COVID-19 and Food Handling

COVID-19 and Food Handling


Watch this twenty-five minute interview recorded on Monday, 30th of March with Nobel Prize winner and Australian Academy of Science Fellow, Professor Peter Doherty AC FRS FAA on COVID-19.

Professor Doherty discussed food handling, testing, new restrictions, Australia vs New Zealand and rethinking capitalism in the interview.



Professor Doherty Explained:

Food Handling - "We're told it [the coronavirus] can live on cardboard and paper for up to 24 hours. I don't think that's likely to be a major source of infection, but it's something you just might keep in mind when you are taking hold of the pizza box […] you open the pizza box and then before you take the food out, wash your hands and then put the pizza box somewhere out of the way.

"On plastics it can certainly survive longer on plastics and steel, it certainly survives for at least three days and in the SARS epidemic, of course, we saw people wiping down elevator buttons. […] Just open everything, wash your hands before you take the food out of the plastic and maybe transfer it to another plastic bag before you put it in the fridge.
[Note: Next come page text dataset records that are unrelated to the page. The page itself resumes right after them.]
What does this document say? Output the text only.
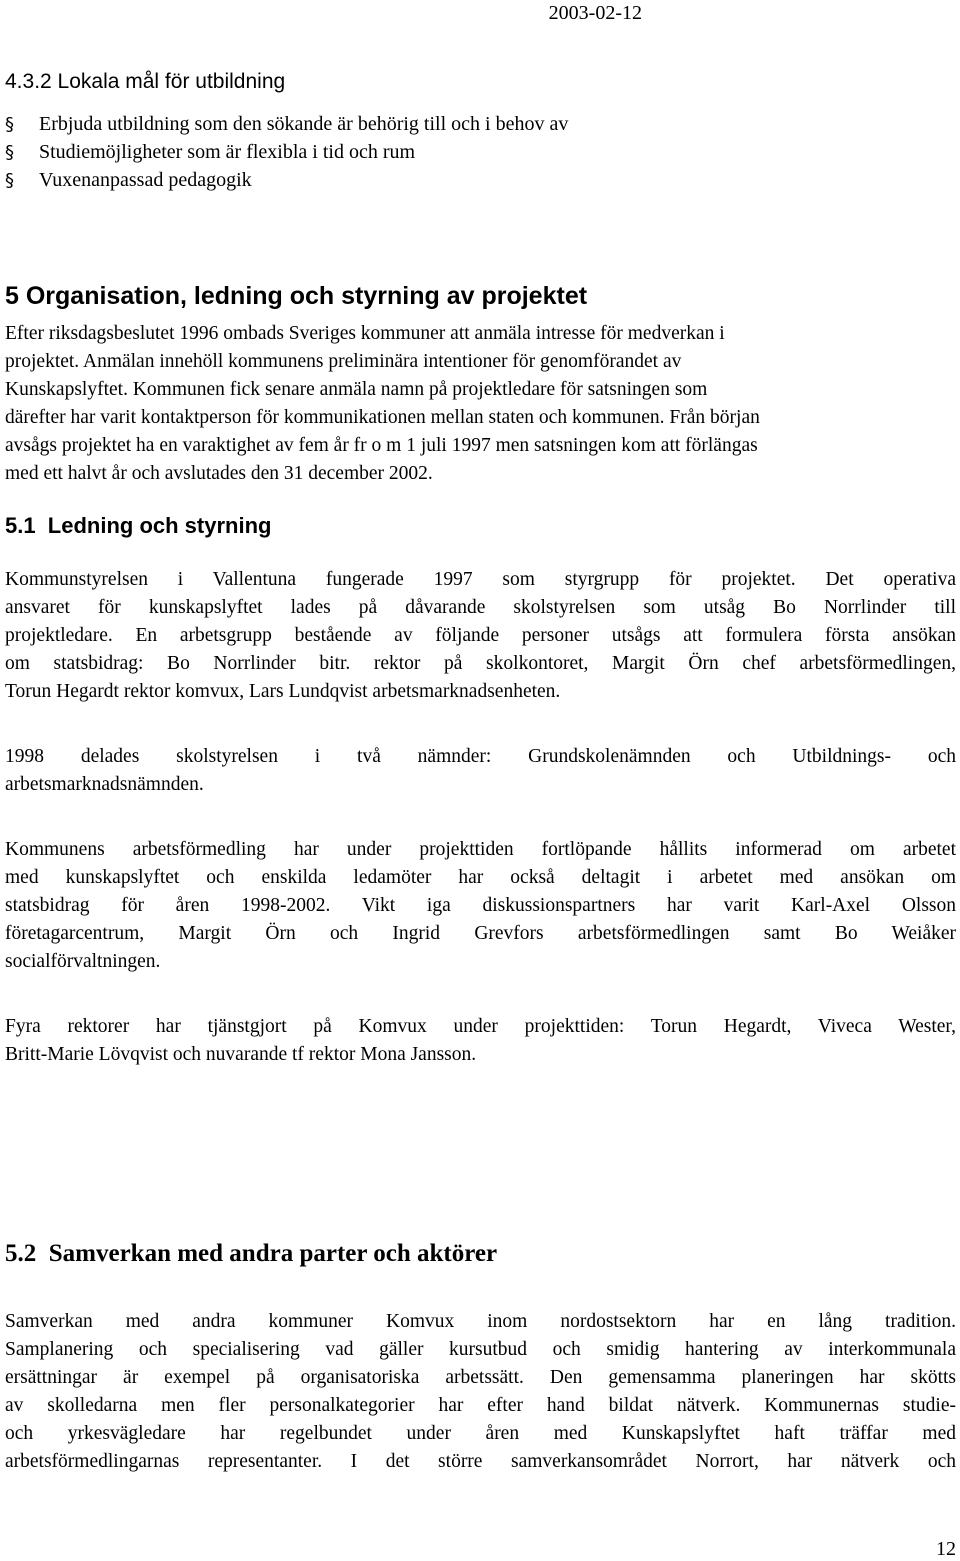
2003-02-12
4.3.2 Lokala mål för utbildning
§	Erbjuda utbildning som den sökande är behörig till och i behov av
§	Studiemöjligheter som är flexibla i tid och rum
§	Vuxenanpassad pedagogik
5 Organisation, ledning och styrning av projektet
Efter riksdagsbeslutet 1996 ombads Sveriges kommuner att anmäla intresse för medverkan i
projektet. Anmälan innehöll kommunens preliminära intentioner för genomförandet av
Kunskapslyftet. Kommunen fick senare anmäla namn på projektledare för satsningen som
därefter har varit kontaktperson för kommunikationen mellan staten och kommunen. Från början
avsågs projektet ha en varaktighet av fem år fr o m 1 juli 1997 men satsningen kom att förlängas
med ett halvt år och avslutades den 31 december 2002.
5.1  Ledning och styrning
Kommunstyrelsen i Vallentuna fungerade 1997 som styrgrupp för projektet. Det operativa
ansvaret för kunskapslyftet lades på dåvarande skolstyrelsen som utsåg Bo Norrlinder till
projektledare. En arbetsgrupp bestående av följande personer utsågs att formulera första ansökan
om statsbidrag: Bo Norrlinder bitr. rektor på skolkontoret, Margit Örn chef arbetsförmedlingen,
Torun Hegardt rektor komvux, Lars Lundqvist arbetsmarknadsenheten.
1998 delades skolstyrelsen i två nämnder: Grundskolenämnden och Utbildnings- och
arbetsmarknadsnämnden.
Kommunens arbetsförmedling har under projekttiden fortlöpande hållits informerad om arbetet
med kunskapslyftet och enskilda ledamöter har också deltagit i arbetet med ansökan om
statsbidrag för åren 1998-2002. Vikt iga diskussionspartners har varit Karl-Axel Olsson
företagarcentrum, Margit Örn och Ingrid Grevfors arbetsförmedlingen samt Bo Weiåker
socialförvaltningen.
Fyra rektorer har tjänstgjort på Komvux under projekttiden: Torun Hegardt, Viveca Wester,
Britt-Marie Lövqvist och nuvarande tf rektor Mona Jansson.
5.2  Samverkan med andra parter och aktörer
Samverkan med andra kommuner Komvux inom nordostsektorn har en lång tradition.
Samplanering och specialisering vad gäller kursutbud och smidig hantering av interkommunala
ersättningar är exempel på organisatoriska arbetssätt. Den gemensamma planeringen har skötts
av skolledarna men fler personalkategorier har efter hand bildat nätverk. Kommunernas studie-
och yrkesvägledare har regelbundet under åren med Kunskapslyftet haft träffar med
arbetsförmedlingarnas representanter. I det större samverkansområdet Norrort, har nätverk och
12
It can survive up to nine days on plastics."

Testing – "What you've got to realise is all the testing that's been done so far, pretty much has been by PCR. PCR testing only detects the virus, so all we've been looking at is the virus, but what we don't have yet is a screening antibody test for testing large numbers of people.

Rethinking capitalism - "I think we need to rethink the way our society works quite frankly. A society that's driven only by the needs of capitalism is a complete catastrophe. It's unsustainable, it's toxic, it's anti-human and just horrible."

New restrictions – "I think it will have a significant effect, and we just wait and see. There's a lag phase between the time you're infected and the time you show any symptoms is likely to be about five or six days, and the time until you show severe symptoms will be even longer. So anything that happens now is reflected in what we see a week from now. "

New Zealand vs Australia – "New Zealand […] instituted very very tight border controls very fast. So they may keep it out and stop it circulating in the population. The downside for them is going to be when do they turn it back on again, because they won't have any herd immunity developing, and quite frankly if they want to stay completely safe they'll have to wait til they get a good vaccine.

"I think our strategy is mostly directed at the idea that yes we will have community transmission"it's probably too late to avoid that"and the number we're seeing now probably is community transmission […] What we want to avoid is overwhelming the hospitals […] hopefully we're in that sweet spot [but] we'll see what happens."